The respondents limited partnership seeks to assert a Fifth Amendment privilege against self-incrimination to prevent the production of subpoenaed limited partnership documents. This contention must also fail. The privilege is personal and while it would protect an individual, or a sole proprietorship, it does not protect a collective entity or papers held by an individual in his representative capacity for a collective entity. Bellis v. United States, 417 U.S. 85, 94 S. Ct. 2179, 40 L. Ed. 2d 678 (1974). See also Fisher v. United States, 425 U.S. 391, 96 S. Ct. 1569, 48 L. Ed. 2d 39 (1976). The SEC also seeks partnership and corporate papers in the possession of Kingsley, and thus his objection to production of those papers on Fifth Amendment grounds must also be denied.
In addition to asserting a Fifth Amendment privilege, Kingsley also poses a Fourth Amendment objection to the production of limited partnership and corporate documents in his control and custody. The Fourth Amendment requires that "the subpoena be sufficiently limited in scope, relevant to the purpose, and specifically directed so that compliance will not be unreasonably burdensome". See v. City of Seattle, 387 U.S. 541, 544, 87 S. Ct. 1737, 1739, 18 L. Ed. 2d 943 (1967). See also Securities and Exchange Commission v. Arthur Young & Co., supra, U.S.App.D.C. at 42-43, 585 F.2d at 1023-1024. The subpoenas here meet the above criteria and are not overly broad. This contention therefore is without merit.
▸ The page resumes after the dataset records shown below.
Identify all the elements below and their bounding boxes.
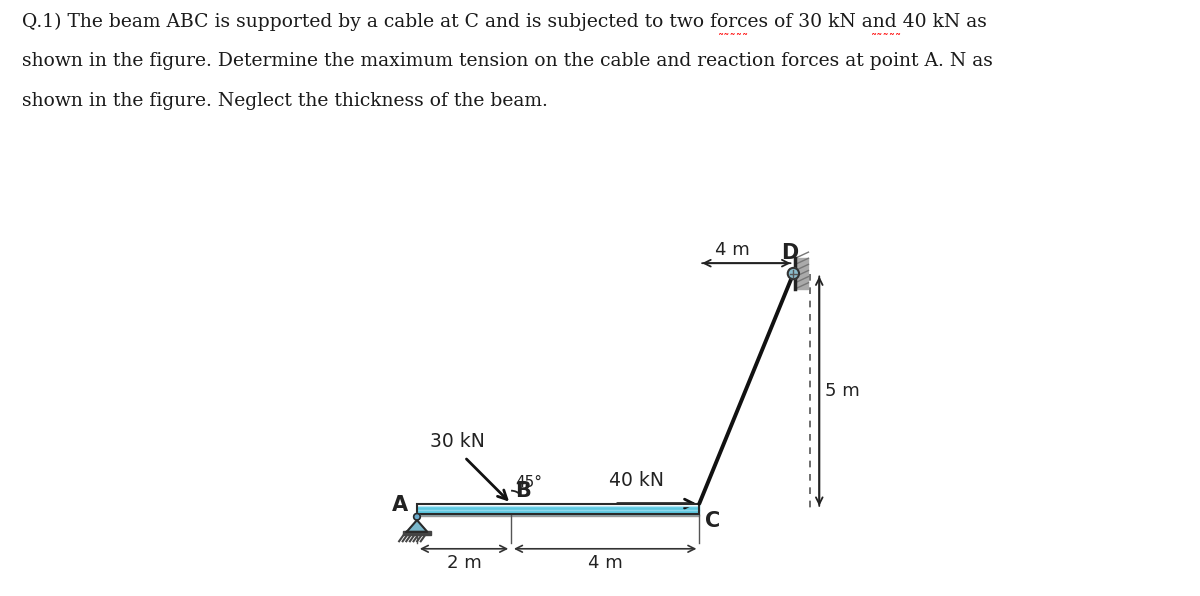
Bar — [403, 532, 431, 535]
Text: shown in the figure. Determine the maximum tension on the cable and reaction for: shown in the figure. Determine the maxim… — [22, 52, 992, 70]
Text: 30 kN: 30 kN — [430, 432, 485, 451]
Text: ˜˜˜˜˜: ˜˜˜˜˜ — [871, 33, 902, 46]
Text: 2 m: 2 m — [446, 554, 481, 572]
Text: 45°: 45° — [515, 474, 542, 489]
Text: 4 m: 4 m — [588, 554, 623, 572]
Text: Q.1) The beam ABC is supported by a cable at C and is subjected to two forces of: Q.1) The beam ABC is supported by a cabl… — [22, 13, 986, 32]
Polygon shape — [407, 520, 427, 532]
Text: D: D — [781, 243, 798, 263]
Bar — [796, 258, 809, 289]
Text: A: A — [392, 495, 408, 515]
Text: 4 m: 4 m — [715, 241, 750, 259]
Text: 40 kN: 40 kN — [608, 471, 664, 491]
Text: ˜˜˜˜˜: ˜˜˜˜˜ — [718, 33, 749, 46]
Text: shown in the figure. Neglect the thickness of the beam.: shown in the figure. Neglect the thickne… — [22, 92, 547, 110]
Bar — [416, 514, 700, 516]
Text: C: C — [704, 511, 720, 531]
Bar — [416, 504, 700, 506]
Circle shape — [414, 514, 420, 520]
Bar — [416, 504, 700, 514]
Circle shape — [787, 268, 799, 279]
Text: 5 m: 5 m — [824, 382, 859, 400]
Text: B: B — [515, 481, 530, 501]
Bar — [416, 504, 700, 514]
Finally, Wagner and Glantz have asserted an attorney-client privilege with respect to request for testimony and the production of documents. When such a privilege is asserted on behalf of the client or former client, the burden falls on the person asserting the privilege. He must establish that:
(1) the asserted holder of the privilege is or sought to become a client; (2) the person to whom a communication was made (a) is a member of the bar of a court, or his subordinate and (b) in connection with the communication is acting as a lawyer; (3) the communication relates to a fact of which the attorney was informed (a) by his client (b) without the presence of strangers (c) for the purpose of securing either (i) an opinion of law or (ii) legal services of (iii) legal assistance in some legal proceeding, and not (d) for the purpose of committing a crime or tort, and (4) the privilege has been (a) claimed and (b) not waived by the client.